A Teogonia de Hesíodo, também conhecida por Genealogia dos Deuses, é um poema mitológico de Hesíodo (séc. 8 a.C.). Trata da gênese dos deuses, descreve a origem do mundo, os reinados de Urano, Cronos e Zeus, e a união dos mortais aos deuses, desta forma nascendo os heróis mitológicos. Os personagens representam aspectos básicos da natureza e do homem, expressando assim as idéias dos primeiros gregos sobre a constituição do universo. Segundo a Mitologia Grega, contada por Hesíodo:

CAOS

No princípio existia apenas o Caos, a primeira divindade a surgir no universo, um ser solitário, o mais velho dos deus.

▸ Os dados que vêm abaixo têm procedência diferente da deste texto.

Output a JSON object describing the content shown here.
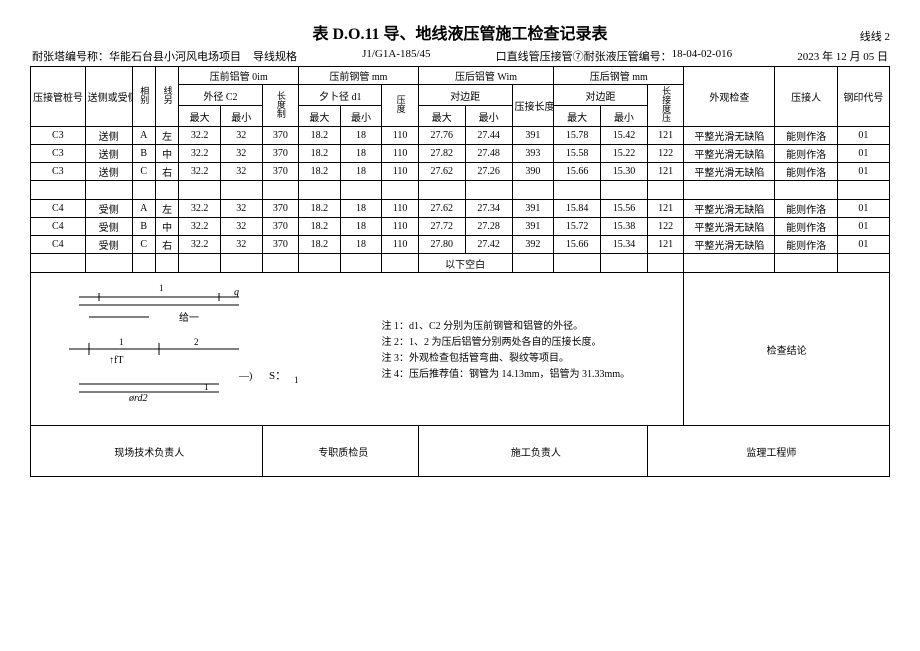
{
  "title": "表 D.O.11 导、地线液压管施工检查记录表",
  "line_label": "线线 2",
  "meta": {
    "proj_label": "耐张塔编号称：",
    "proj_value": "华能石台县小河风电场项目",
    "spec_label": "导线规格",
    "spec_value": "J1/G1A-185/45",
    "type_label": "口直线管压接管⑦耐张液压管编号：",
    "type_value": "18-04-02-016",
    "date": "2023 年 12 月 05 日"
  },
  "headers": {
    "c1": "压接管桩号",
    "c2": "送侧或受侧",
    "c3": "相别",
    "c4": "线另",
    "g1": "压前铝管 0im",
    "g1a": "外径 C2",
    "g1v": "长度制",
    "g2": "压前钢管 mm",
    "g2a": "夕卜径 d1",
    "g2v": "压度",
    "g3": "压后铝管 Wim",
    "g3a": "对边距",
    "g3b": "压接长度",
    "g4": "压后钢管 mm",
    "g4a": "对边距",
    "g4v": "长接度压",
    "max": "最大",
    "min": "最小",
    "c_wg": "外观检查",
    "c_yjr": "压接人",
    "c_gy": "钢印代号"
  },
  "rows": [
    {
      "n": "C3",
      "s": "送侧",
      "p": "A",
      "l": "左",
      "a1": "32.2",
      "a2": "32",
      "a3": "370",
      "b1": "18.2",
      "b2": "18",
      "b3": "110",
      "c1": "27.76",
      "c2": "27.44",
      "c3": "391",
      "d1": "15.78",
      "d2": "15.42",
      "d3": "121",
      "wg": "平整光滑无缺陷",
      "yj": "能则作洛",
      "gy": "01"
    },
    {
      "n": "C3",
      "s": "送侧",
      "p": "B",
      "l": "中",
      "a1": "32.2",
      "a2": "32",
      "a3": "370",
      "b1": "18.2",
      "b2": "18",
      "b3": "110",
      "c1": "27.82",
      "c2": "27.48",
      "c3": "393",
      "d1": "15.58",
      "d2": "15.22",
      "d3": "122",
      "wg": "平整光滑无缺陷",
      "yj": "能则作洛",
      "gy": "01"
    },
    {
      "n": "C3",
      "s": "送侧",
      "p": "C",
      "l": "右",
      "a1": "32.2",
      "a2": "32",
      "a3": "370",
      "b1": "18.2",
      "b2": "18",
      "b3": "110",
      "c1": "27.62",
      "c2": "27.26",
      "c3": "390",
      "d1": "15.66",
      "d2": "15.30",
      "d3": "121",
      "wg": "平整光滑无缺陷",
      "yj": "能则作洛",
      "gy": "01"
    },
    {
      "n": "C4",
      "s": "受侧",
      "p": "A",
      "l": "左",
      "a1": "32.2",
      "a2": "32",
      "a3": "370",
      "b1": "18.2",
      "b2": "18",
      "b3": "110",
      "c1": "27.62",
      "c2": "27.34",
      "c3": "391",
      "d1": "15.84",
      "d2": "15.56",
      "d3": "121",
      "wg": "平整光滑无缺陷",
      "yj": "能则作洛",
      "gy": "01"
    },
    {
      "n": "C4",
      "s": "受侧",
      "p": "B",
      "l": "中",
      "a1": "32.2",
      "a2": "32",
      "a3": "370",
      "b1": "18.2",
      "b2": "18",
      "b3": "110",
      "c1": "27.72",
      "c2": "27.28",
      "c3": "391",
      "d1": "15.72",
      "d2": "15.38",
      "d3": "122",
      "wg": "平整光滑无缺陷",
      "yj": "能则作洛",
      "gy": "01"
    },
    {
      "n": "C4",
      "s": "受侧",
      "p": "C",
      "l": "右",
      "a1": "32.2",
      "a2": "32",
      "a3": "370",
      "b1": "18.2",
      "b2": "18",
      "b3": "110",
      "c1": "27.80",
      "c2": "27.42",
      "c3": "392",
      "d1": "15.66",
      "d2": "15.34",
      "d3": "121",
      "wg": "平整光滑无缺陷",
      "yj": "能则作洛",
      "gy": "01"
    }
  ],
  "below_blank": "以下空白",
  "notes": {
    "n1": "注 1：d1、C2 分别为压前钢管和铝管的外径。",
    "n2": "注 2：1、2 为压后铝管分别两处各自的压接长度。",
    "n3": "注 3：外观检查包括管弯曲、裂纹等项目。",
    "n4": "注 4：压后推荐值：钢管为 14.13mm，铝管为 31.33mm。"
  },
  "check_conclusion": "检查结论",
  "sign": {
    "s1": "现场技术负责人",
    "s2": "专职质检员",
    "s3": "施工负责人",
    "s4": "监理工程师"
  },
  "diagram_labels": {
    "g": "g",
    "gei": "给一",
    "ft": "↑fT",
    "s": "S：",
    "d2": "ørd2"
  }
}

Caos gerou de forma assexuada os filhos

* Nix (noite) e

* Érebus (Escuridão).

Érebus desposou sua irmã Nix, e deles nasceram

* Éther (luz celestial) e

* Hemera (o dia).

TÁRTARO

Tártaro era outro ser divino primordial, que aprisionava os condenados no mundo subterrâneo.

GAIA, GÊ

Gaia, deusa da terra, era a segunda divindade, com a missão de povoar o Caos. Com sua potencialidade criadora, gerou Urano (o céu), Pontos (rios) e as montanhas. Na solidão fria do Caos, surgiu Eros – o amor e a partir dele, nada mais poderia procriar sozinho. Movida pelo impulso determinador de Eros, Gaia se uniu ao seu filho primôgenito Urano dando origem aos:

* Cíclopes, seres de um olho só, divindades dos relâmpagos, dos trovões e dos raios;

* Hecatônquiros, também chamados de Centimanos, gigantes violentos de cem braços e cinquenta cabeças, divindades dos terremotos; e

* Titãs Oceanus, Céos, Crio, Hipérion, Jápeto, Cronos e às Titânides Febe, Réia, Téia, Têmis, Mnemosine, Tétis, deuses primitivos que tinham a forma humana.

URANO

Urano tinha o dom da profecia e descobriu que seria destronado por um de seus filhos, e vendo a natureza violenta dos filhos, encerrou-os no Tártaro. Revoltada, Gaia pede aos filhos para ajudá-la mas somente seu filho Cronos aceita castrar Urano e assim libertar os seus irmãos Titãs, os Cíclopes e os Gigantes. Cronos castra seu pai e joga seus genitais no mar, de onde surge:

a deusa Afrodite

as Ninfas Melíades ou Melissas, divindades femininas da fertilidade, protetoras das árvores, benfeitoras dos homens e da natureza. Nunca envelheciam e tinham o dom de profetizar, curar e nutrir.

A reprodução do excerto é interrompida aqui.